This Sunday is Easter Sunday, and we hope it is a special day for you and your family to be together. One of our favorite traditions for the Easter weekend is seeing children and grandchildren light up with excitement at the prospect of dyeing and decorating Easter eggs, and then the festive egg hunts and the joy it brings to them!
We started wondering where this specific tradition comes from. Although many of our holidays, including Easter, have religious roots, many secular traditions have sprang forth and been incorporated into the holiday. For example, where did the traditions that involve the colorful Easter eggs come from?
The egg is often seen as a symbol of new life, rebirth and fertility, and has been celebrated as such for thousands of years. In fact, Iranians have decorated eggs on their New Year even before the time of Christ. Interestingly, the Iranian New Year falls on the spring equinox, and there is no other time of the year that is more symbolic of rebirth and life than that of springtime, when the plants, flowers and a number of animals spring back into life after a dormant winter.

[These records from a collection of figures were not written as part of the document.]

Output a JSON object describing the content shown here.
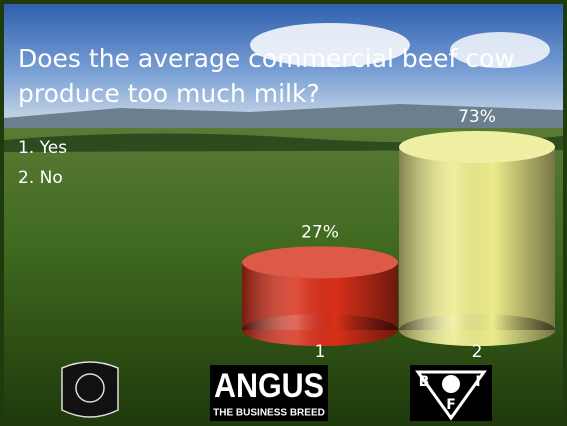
{
  "chart_data": {
    "type": "bar",
    "title_lines": [
      "Does the average commercial beef cow",
      "produce too much milk?"
    ],
    "options": [
      "1. Yes",
      "2. No"
    ],
    "categories": [
      "1",
      "2"
    ],
    "values": [
      27,
      73
    ],
    "value_labels": [
      "27%",
      "73%"
    ],
    "colors": [
      "#d8301a",
      "#ecec8c"
    ]
  },
  "footer": {
    "angus": [
      "ANGUS",
      "THE BUSINESS BREED"
    ],
    "bif": [
      "B",
      "I",
      "F"
    ]
  }
}
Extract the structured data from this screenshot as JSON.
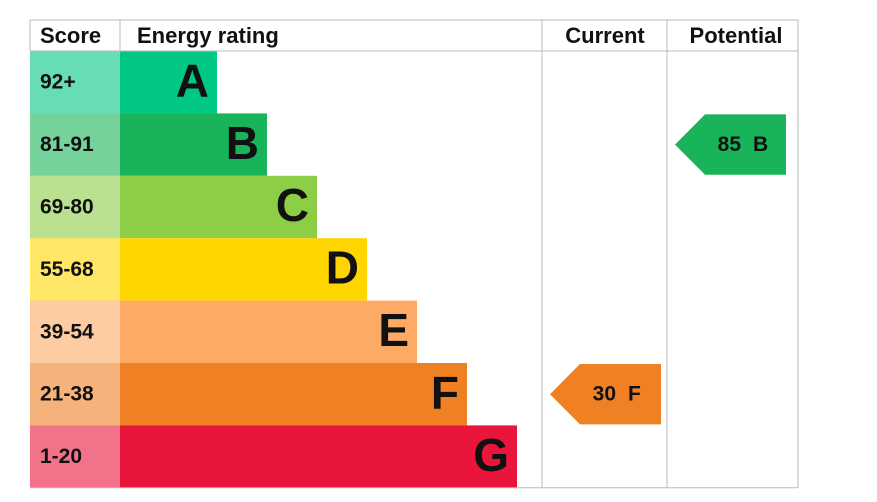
{
  "header": {
    "score": "Score",
    "rating": "Energy rating",
    "current": "Current",
    "potential": "Potential"
  },
  "bands": [
    {
      "score": "92+",
      "letter": "A",
      "color": "#00c781"
    },
    {
      "score": "81-91",
      "letter": "B",
      "color": "#19b459"
    },
    {
      "score": "69-80",
      "letter": "C",
      "color": "#8dce46"
    },
    {
      "score": "55-68",
      "letter": "D",
      "color": "#ffd500"
    },
    {
      "score": "39-54",
      "letter": "E",
      "color": "#fcaa65"
    },
    {
      "score": "21-38",
      "letter": "F",
      "color": "#ef8023"
    },
    {
      "score": "1-20",
      "letter": "G",
      "color": "#e9153b"
    }
  ],
  "current": {
    "value": 30,
    "letter": "F"
  },
  "potential": {
    "value": 85,
    "letter": "B"
  }
}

In Christian faiths, the Easter egg is generally understood to represent the resurrection of Jesus Christ. In Orthodox and Eastern Catholic churches the eggs are dyed red to represent Christ’s blood that was shed on the cross. The hard shell of the egg represents the sealed tomb of Christ. When the egg is cracked and the contents released, it represents Christ’s resurrection from the dead, leaving the tomb and coming forth reborn. At the end of Paschal vigil, the priest blesses the Easter eggs and they are distributed to the congregation. Historically, Christians abstained from eating meat and eggs during Lent, making Easter the first opportunity to eat eggs and meet after 40 days of abstaining.
Whatever faith or symbolism the Easter holiday holds for you, we hope you have a wonderful day with your loved ones! Enjoy these moments, for they pass by quickly.